Los gritos de sus padres se escucharon hasta altas horas de la madrugada, seguidos de un sollozo lastimoso y nuevamente gritos y más llanto. No consiguió distinguir exactamente el motivo de la discusión, supuso que era su culpa por eso no se atrevió a pegar la oreja en la puerta de su habitación en busca de más información. Tenía miedo de escuchar cosas que le harían sentir aún más culpable de lo que ya se sentía. A pesar de que su madre era insoportablemente controladora, su comportamiento le afectaba. No le gustaba hacerla sentir mal, como tampoco le gustaba que se metiera tanto en su vida.

Con un poco de maquillaje ocultó esas medialunas negras y salió de la habitación con el tiempo justo para evitar cruzarse con Lucía. Lo que menos quería era un enfrentamiento tan temprano, le arruinaría el resto del día y merecía un descanso.

Escuchó el coche de Tobías aparcando frente a su casa y bajó las escaleras corriendo, casi huyendo. Se llevó un susto de muerte al chocarse con su madre frente a la puerta que prometía libertad. Estaba parada de brazos cruzados como si fuera una estatua vigilante. Evitó sostenerle la mirada y tomó una chaqueta del perchero por si el clima se animaba a sorprenderla.

-¿No piensas desayunar? –la voz de Lucía rasgó el aire tenso y sofocante.

-No tengo tiempo, me desperté demasiado tarde –se excusó al tiempo que giraba el pomo de la puerta. El movimiento se vio interrumpido por una mano esquelética contra la madera. Brenda cerró los ojos y respiró profundamente, no quería discutir–. Llegaré tarde a la universidad, Tobías ya está afuera y los perjudicaré también a ellos. No me hagas pasar vergüenza, por favor.

-Mírame cuando me hablas –reclamó su madre apretando la mandíbula.

La joven obedeció sin rechistar y posó los ojos en los suyos que aún se veían irritados.

Seguramente estuvo llorando de nuevo y todo por mi culpa... Un remolino de remordimiento se asentó en su estómago.

-Eres una malagradecida –sentenció con dureza.

¿Malagradecida?

Brenda la observó extrañada. Era la primera vez que le decía algo así. ¿Realmente lo decía en serio? ¿Realmente pensaba eso? ¿Qué pretendía de ella?

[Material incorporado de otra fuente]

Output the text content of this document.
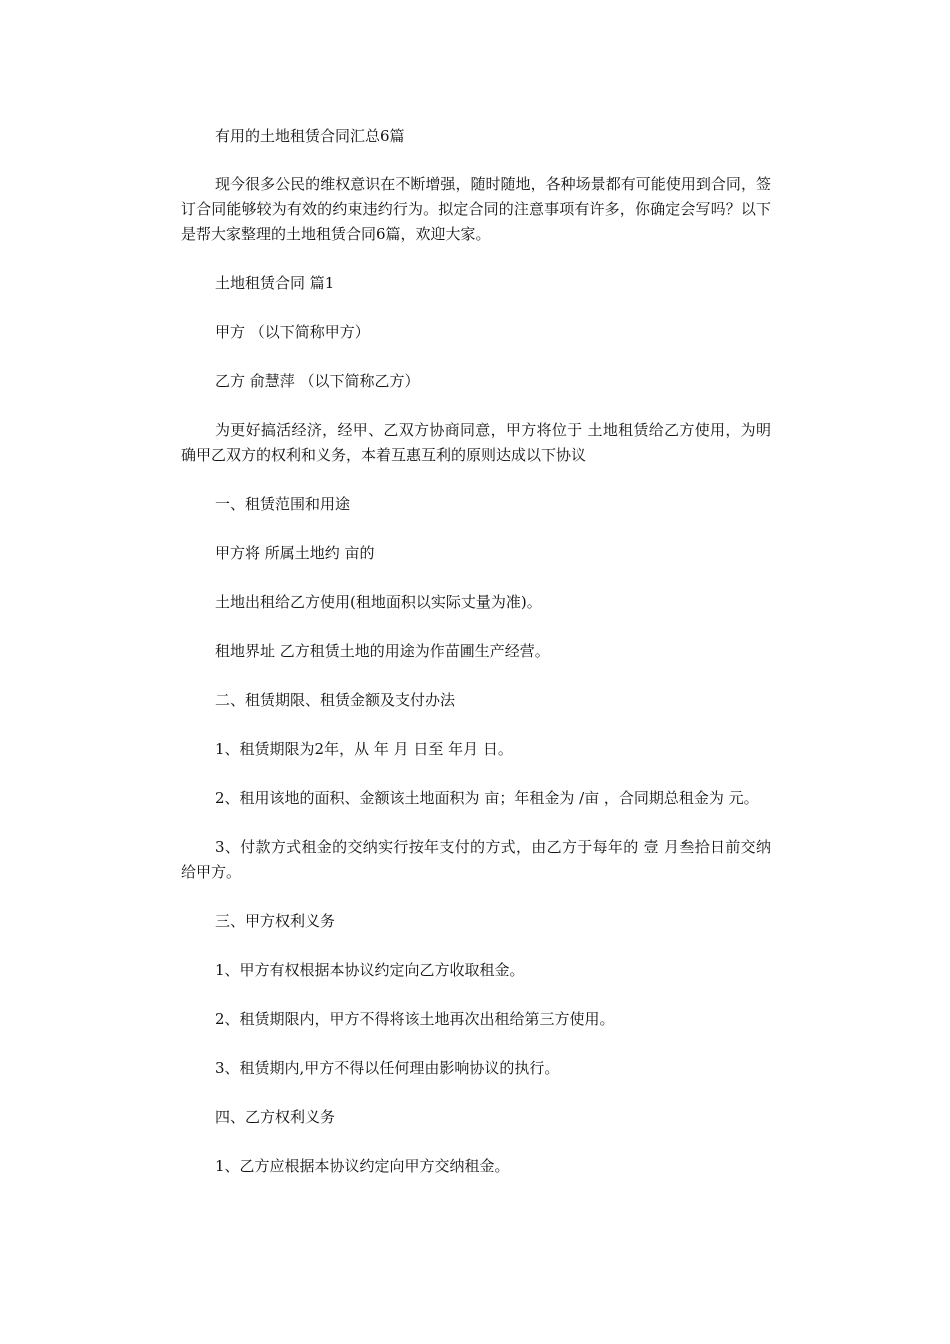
有用的土地租赁合同汇总6篇

现今很多公民的维权意识在不断增强，随时随地，各种场景都有可能使用到合同，签订合同能够较为有效的约束违约行为。拟定合同的注意事项有许多，你确定会写吗？以下是帮大家整理的土地租赁合同6篇，欢迎大家。

土地租赁合同 篇1

甲方 （以下简称甲方）

乙方 俞慧萍 （以下简称乙方）

为更好搞活经济，经甲、乙双方协商同意，甲方将位于 土地租赁给乙方使用，为明确甲乙双方的权利和义务，本着互惠互利的原则达成以下协议

一、租赁范围和用途

甲方将 所属土地约 亩的

土地出租给乙方使用(租地面积以实际丈量为准)。

租地界址 乙方租赁土地的用途为作苗圃生产经营。

二、租赁期限、租赁金额及支付办法

1、租赁期限为2年，从 年 月 日至 年月 日。

2、租用该地的面积、金额该土地面积为 亩；年租金为 /亩 ，合同期总租金为 元。

3、付款方式租金的交纳实行按年支付的方式，由乙方于每年的 壹 月叁拾日前交纳给甲方。

三、甲方权利义务

1、甲方有权根据本协议约定向乙方收取租金。

2、租赁期限内，甲方不得将该土地再次出租给第三方使用。

3、租赁期内,甲方不得以任何理由影响协议的执行。

四、乙方权利义务

1、乙方应根据本协议约定向甲方交纳租金。
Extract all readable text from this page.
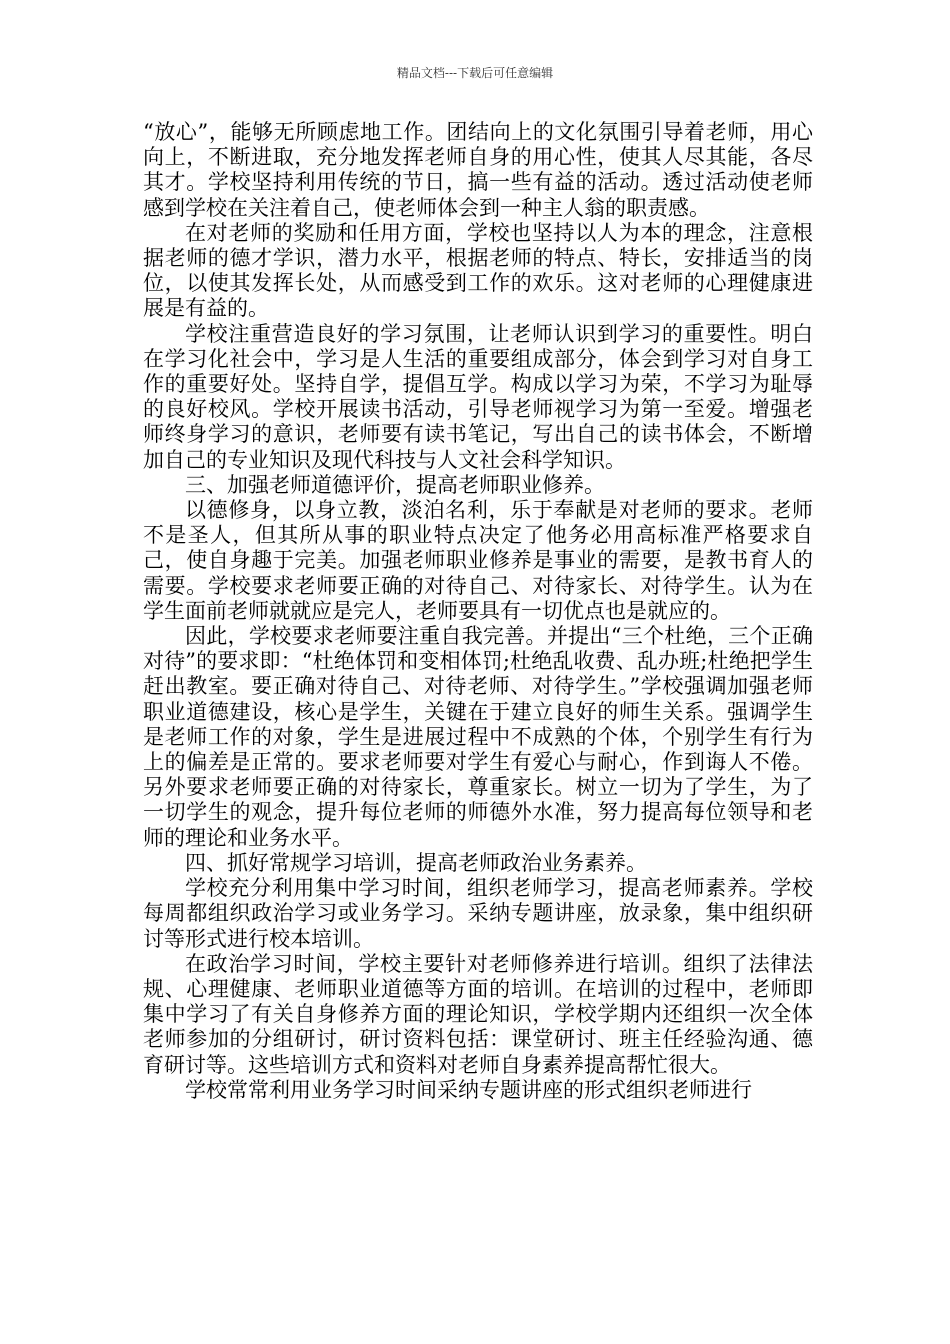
精品文档---下载后可任意编辑

“放心”，能够无所顾虑地工作。团结向上的文化氛围引导着老师，用心向上，不断进取，充分地发挥老师自身的用心性，使其人尽其能，各尽其才。学校坚持利用传统的节日，搞一些有益的活动。透过活动使老师感到学校在关注着自己，使老师体会到一种主人翁的职责感。

在对老师的奖励和任用方面，学校也坚持以人为本的理念，注意根据老师的德才学识，潜力水平，根据老师的特点、特长，安排适当的岗位，以使其发挥长处，从而感受到工作的欢乐。这对老师的心理健康进展是有益的。

学校注重营造良好的学习氛围，让老师认识到学习的重要性。明白在学习化社会中，学习是人生活的重要组成部分，体会到学习对自身工作的重要好处。坚持自学，提倡互学。构成以学习为荣，不学习为耻辱的良好校风。学校开展读书活动，引导老师视学习为第一至爱。增强老师终身学习的意识，老师要有读书笔记，写出自己的读书体会，不断增加自己的专业知识及现代科技与人文社会科学知识。

三、加强老师道德评价，提高老师职业修养。

以德修身，以身立教，淡泊名利，乐于奉献是对老师的要求。老师不是圣人，但其所从事的职业特点决定了他务必用高标准严格要求自己，使自身趣于完美。加强老师职业修养是事业的需要，是教书育人的需要。学校要求老师要正确的对待自己、对待家长、对待学生。认为在学生面前老师就就应是完人，老师要具有一切优点也是就应的。

因此，学校要求老师要注重自我完善。并提出“三个杜绝，三个正确对待”的要求即：“杜绝体罚和变相体罚;杜绝乱收费、乱办班;杜绝把学生赶出教室。要正确对待自己、对待老师、对待学生。”学校强调加强老师职业道德建设，核心是学生，关键在于建立良好的师生关系。强调学生是老师工作的对象，学生是进展过程中不成熟的个体，个别学生有行为上的偏差是正常的。要求老师要对学生有爱心与耐心，作到诲人不倦。另外要求老师要正确的对待家长，尊重家长。树立一切为了学生，为了一切学生的观念，提升每位老师的师德外水准，努力提高每位领导和老师的理论和业务水平。

四、抓好常规学习培训，提高老师政治业务素养。

学校充分利用集中学习时间，组织老师学习，提高老师素养。学校每周都组织政治学习或业务学习。采纳专题讲座，放录象，集中组织研讨等形式进行校本培训。

在政治学习时间，学校主要针对老师修养进行培训。组织了法律法规、心理健康、老师职业道德等方面的培训。在培训的过程中，老师即集中学习了有关自身修养方面的理论知识，学校学期内还组织一次全体老师参加的分组研讨，研讨资料包括：课堂研讨、班主任经验沟通、德育研讨等。这些培训方式和资料对老师自身素养提高帮忙很大。

学校常常利用业务学习时间采纳专题讲座的形式组织老师进行
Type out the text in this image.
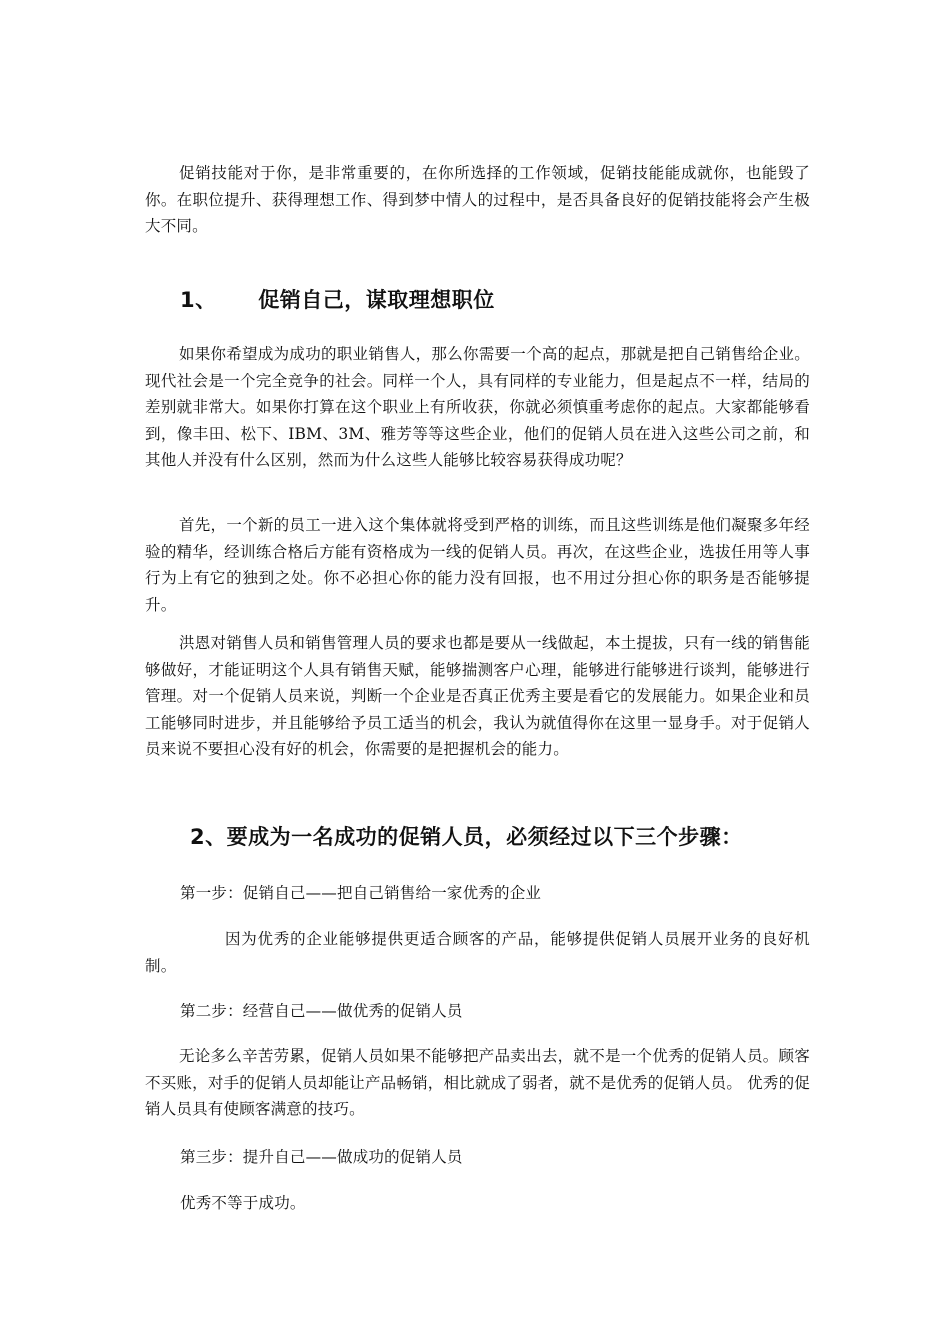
促销技能对于你，是非常重要的，在你所选择的工作领域，促销技能能成就你，也能毁了你。在职位提升、获得理想工作、得到梦中情人的过程中，是否具备良好的促销技能将会产生极大不同。

1、 促销自己，谋取理想职位

如果你希望成为成功的职业销售人，那么你需要一个高的起点，那就是把自己销售给企业。 现代社会是一个完全竞争的社会。同样一个人，具有同样的专业能力，但是起点不一样，结局的差别就非常大。如果你打算在这个职业上有所收获，你就必须慎重考虑你的起点。大家都能够看到，像丰田、松下、IBM、3M、雅芳等等这些企业，他们的促销人员在进入这些公司之前，和其他人并没有什么区别，然而为什么这些人能够比较容易获得成功呢？

首先，一个新的员工一进入这个集体就将受到严格的训练，而且这些训练是他们凝聚多年经验的精华，经训练合格后方能有资格成为一线的促销人员。再次，在这些企业，选拔任用等人事行为上有它的独到之处。你不必担心你的能力没有回报，也不用过分担心你的职务是否能够提升。

洪恩对销售人员和销售管理人员的要求也都是要从一线做起，本土提拔，只有一线的销售能够做好，才能证明这个人具有销售天赋，能够揣测客户心理，能够进行能够进行谈判，能够进行管理。对一个促销人员来说，判断一个企业是否真正优秀主要是看它的发展能力。如果企业和员工能够同时进步，并且能够给予员工适当的机会，我认为就值得你在这里一显身手。对于促销人员来说不要担心没有好的机会，你需要的是把握机会的能力。

2、要成为一名成功的促销人员，必须经过以下三个步骤：
第一步：促销自己——把自己销售给一家优秀的企业

因为优秀的企业能够提供更适合顾客的产品，能够提供促销人员展开业务的良好机制。

第二步：经营自己——做优秀的促销人员

无论多么辛苦劳累，促销人员如果不能够把产品卖出去，就不是一个优秀的促销人员。顾客不买账，对手的促销人员却能让产品畅销，相比就成了弱者，就不是优秀的促销人员。 优秀的促销人员具有使顾客满意的技巧。

第三步：提升自己——做成功的促销人员
优秀不等于成功。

Quería controlar cada segundo de su vida, quería que la obedeciera, que le rindiera cuentas de todo lo que hacía, se sentía con derecho de reinar sobre su persona por el sólo hecho de que estuvo a punto de morir.

No le parecía justo.

¿La cuidó todo ese tiempo para luego echárselo en cara? ¿Qué clase de madre hacía eso?

Antes tenían una buena relación, hacían las compras de la semana juntas, iban de shopping, se reían... Antes se sentía querida, sentimiento del que ahora empezaba a dudar. ¿Podía llamarse amor a esos cuidados excesivos que la hacían sentir una prisionera?

A veces pensaba que su madre quería castigarla. Castigarla por sobrevivir. Castigarla porque tuvo que dejar de trabajar y dedicarse al hogar. Era la única explicación que encontraba para justificar su tristeza, las risas perdidas, el desvanecimiento de esa chispa que le daba vida. Cuanto más lo pensaba, más se convencía de que su madre le tenía rencor, tal vez hasta podía estar odiándola en secreto.

¿Es posible que una madre odie a su hija?

Brenda consideraba que no merecía ese trato. Ella no era una muñeca a la que podían manipular a su antojo. ¡No! Era una persona, libre y capaz de tomar sus propias decisiones.